Later we went out to the local pub. Sally attracted the attention of a party of rock-climbers. I found myself glaring at them, but they weren’t impressed; she didn’t seem to notice their flattering gaze. She had been rather quiet during our meal of sausage and beans—we aren’t gourmets.

“Tired, Sal?” I asked.

She had been up early, and she looked rather pale.

“A bit, yes. But a thought’s been bothering me ever since I got back.”

“What is it?” She was an impressionable girl, with the kind of imaginative powers that make me feel like a robot.

Her paintings—which are good—have a deep sense of mystery, She does horses with wide, flat moorland background; the horses look lost, as if they were in a ghost-land.

“Nothing—”

“The church? Is that it, Sal? It frightened you a bit?”

She shook her head. One of the rock-climbers looked hopeful. “Not much. Not more than any old building does—there’s always a touch of sadness about any ruin, but it wasn’t that.”

She looked at me directly. Her deep blue eyes were almost violet-black. “You know I come from Derbyshire, Andy? Not from here, but not too far away.”

Of course I did. I’m strictly a town bird, reared amongst high-rise flats and traffic. She was born in Sheffield, on the Derbyshire side. We had settled in the High Peak because she loved it there and I would go anywhere she wished. I liked it too.

“So what’s the trouble, Sal?”

“Today—in the church—I had the oddest sensation. Only for a moment, and it didn’t particularly frighten me. A sort of chill, but not the rain.” She leant forward and took my hands. “Andy, I had the weirdest feeling that I’ve seen the church before.”

I knew what she meant, We all have these odd dreams when we’re rambling through some strange place, and then months or years later we found ourselves in it and we say something like it’s broken my dream. There’s a fancy term for it and plenty of books about it. I told her what I knew.

She didn’t smile, so I didn’t make the rather silly jokes I was going to make. “If you like, we’ll go together to do the rubbings,” I told her.

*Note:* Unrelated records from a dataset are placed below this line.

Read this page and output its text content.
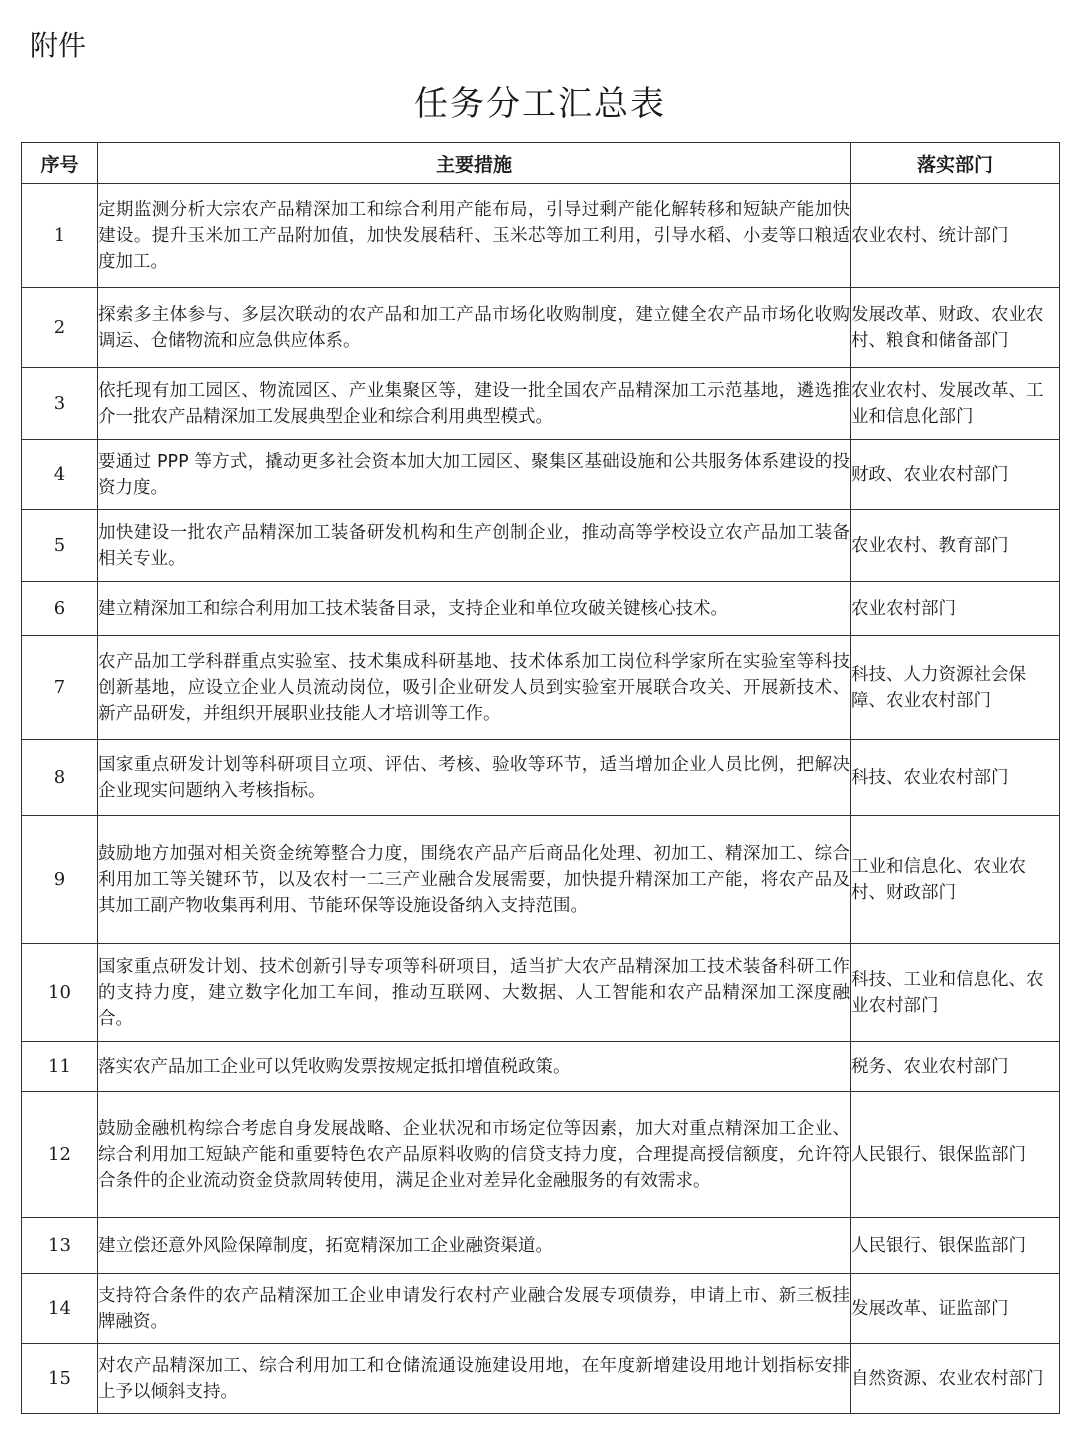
附件
任务分工汇总表
序号	主要措施	落实部门
1	定期监测分析大宗农产品精深加工和综合利用产能布局，引导过剩产能化解转移和短缺产能加快建设。提升玉米加工产品附加值，加快发展秸秆、玉米芯等加工利用，引导水稻、小麦等口粮适度加工。	农业农村、统计部门
2	探索多主体参与、多层次联动的农产品和加工产品市场化收购制度，建立健全农产品市场化收购调运、仓储物流和应急供应体系。	发展改革、财政、农业农村、粮食和储备部门
3	依托现有加工园区、物流园区、产业集聚区等，建设一批全国农产品精深加工示范基地，遴选推介一批农产品精深加工发展典型企业和综合利用典型模式。	农业农村、发展改革、工业和信息化部门
4	要通过 PPP 等方式，撬动更多社会资本加大加工园区、聚集区基础设施和公共服务体系建设的投资力度。	财政、农业农村部门
5	加快建设一批农产品精深加工装备研发机构和生产创制企业，推动高等学校设立农产品加工装备相关专业。	农业农村、教育部门
6	建立精深加工和综合利用加工技术装备目录，支持企业和单位攻破关键核心技术。	农业农村部门
7	农产品加工学科群重点实验室、技术集成科研基地、技术体系加工岗位科学家所在实验室等科技创新基地，应设立企业人员流动岗位，吸引企业研发人员到实验室开展联合攻关、开展新技术、新产品研发，并组织开展职业技能人才培训等工作。	科技、人力资源社会保障、农业农村部门
8	国家重点研发计划等科研项目立项、评估、考核、验收等环节，适当增加企业人员比例，把解决企业现实问题纳入考核指标。	科技、农业农村部门
9	鼓励地方加强对相关资金统筹整合力度，围绕农产品产后商品化处理、初加工、精深加工、综合利用加工等关键环节，以及农村一二三产业融合发展需要，加快提升精深加工产能，将农产品及其加工副产物收集再利用、节能环保等设施设备纳入支持范围。	工业和信息化、农业农村、财政部门
10	国家重点研发计划、技术创新引导专项等科研项目，适当扩大农产品精深加工技术装备科研工作的支持力度，建立数字化加工车间，推动互联网、大数据、人工智能和农产品精深加工深度融合。	科技、工业和信息化、农业农村部门
11	落实农产品加工企业可以凭收购发票按规定抵扣增值税政策。	税务、农业农村部门
12	鼓励金融机构综合考虑自身发展战略、企业状况和市场定位等因素，加大对重点精深加工企业、综合利用加工短缺产能和重要特色农产品原料收购的信贷支持力度，合理提高授信额度，允许符合条件的企业流动资金贷款周转使用，满足企业对差异化金融服务的有效需求。	人民银行、银保监部门
13	建立偿还意外风险保障制度，拓宽精深加工企业融资渠道。	人民银行、银保监部门
14	支持符合条件的农产品精深加工企业申请发行农村产业融合发展专项债券，申请上市、新三板挂牌融资。	发展改革、证监部门
15	对农产品精深加工、综合利用加工和仓储流通设施建设用地，在年度新增建设用地计划指标安排上予以倾斜支持。	自然资源、农业农村部门
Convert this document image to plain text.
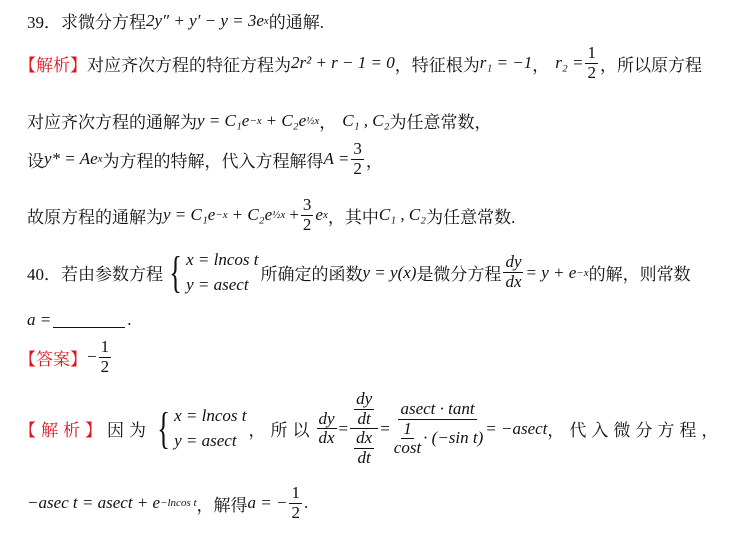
39． 求微分方程 2y″ + y′ − y = 3e x 的通解.
【解析】 对应齐次方程的特征方程为 2r² + r − 1 = 0 ，特征根为 r₁ = −1 ， $r_2 = \frac{1}{2}$ ，所以原方程
对应齐次方程的通解为 y = C₁e −x + C₂e ½x ， C₁ , C₂ 为任意常数，
设 y* = Ae x 为方程的特解，代入方程解得 $A = \frac{3}{2}$ ，
故原方程的通解为 y = C₁e −x + C₂e ½x + $\frac{3}{2}$ e x ，其中 C₁ , C₂ 为任意常数.
40． 若由参数方程 { x = lncos t
y = asect 所确定的函数 y = y(x) 是微分方程 $\frac{dy}{dx} = y + e -x$ 的解，则常数
a =	.
【答案】 − $\frac{1}{2}$
【解析】 因为 { x = lncos t
y = asect ，所以 $\frac{dy}{dx} = \frac{\frac{dy}{dt}}{\frac{dx}{dt}} = \frac{asect \cdot \tan t}{\frac{1}{\cos t} \cdot (-\sin t)} = -asect$ ，代入微分方程，
−asec t = asect + e −lncos t ，解得 a = − $\frac{1}{2}$ .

“Oh, I’m not afraid of the church!”

Her vehemence startled me. The rock-climbers were interested again. They would be delighted if she quarrelled with me.

“That’s good.”

We looked at one another rather uncomfortably. Only for a minute or two though. Sally has this way of knowing when a bit of physical contact is necessary. She wound her leg around mine and linked hands again with me. The rock-climbers recognised defeat and turned back to their beer.

We didn’t talk about the rubbing again, not that night.